The ceph disk is still healthy on the failed server so is there a way to do some sort of reinstall on the failed server and reinsert the ceph disk in the cluster.
 
ceph data appear unaccessible, though ceph only says health warning. Is there a way to force restore the disks from the (hopefully) correct data from the third server?
This is probably due to the ceph cluster hitting the PG_DEGRADED_FULL.

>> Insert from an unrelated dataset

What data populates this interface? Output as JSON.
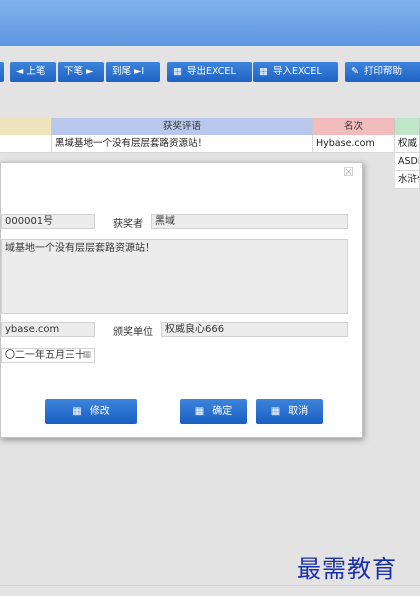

The ceph disk is still healthy on the failed server so is there a way to do some sort of reinstall on the failed server and reinsert the ceph disk in the cluster.
From the top of my head:
I assume you re-installed the OS and added the server to the cluster. Then you need to install the ceph packages (pveceph install) too.

If the server also had a monitor, the easiest way ist to remove the monitor from the /etc/pve/ceph.conf and run the 'pveceph createmon'. Then you should have a working third monitor (incl. manager) again.

After that, reboot the server, to see if all services come up again, this should also trigger the start of the OSDs.

If something is not working, check the journal for error messages about the services.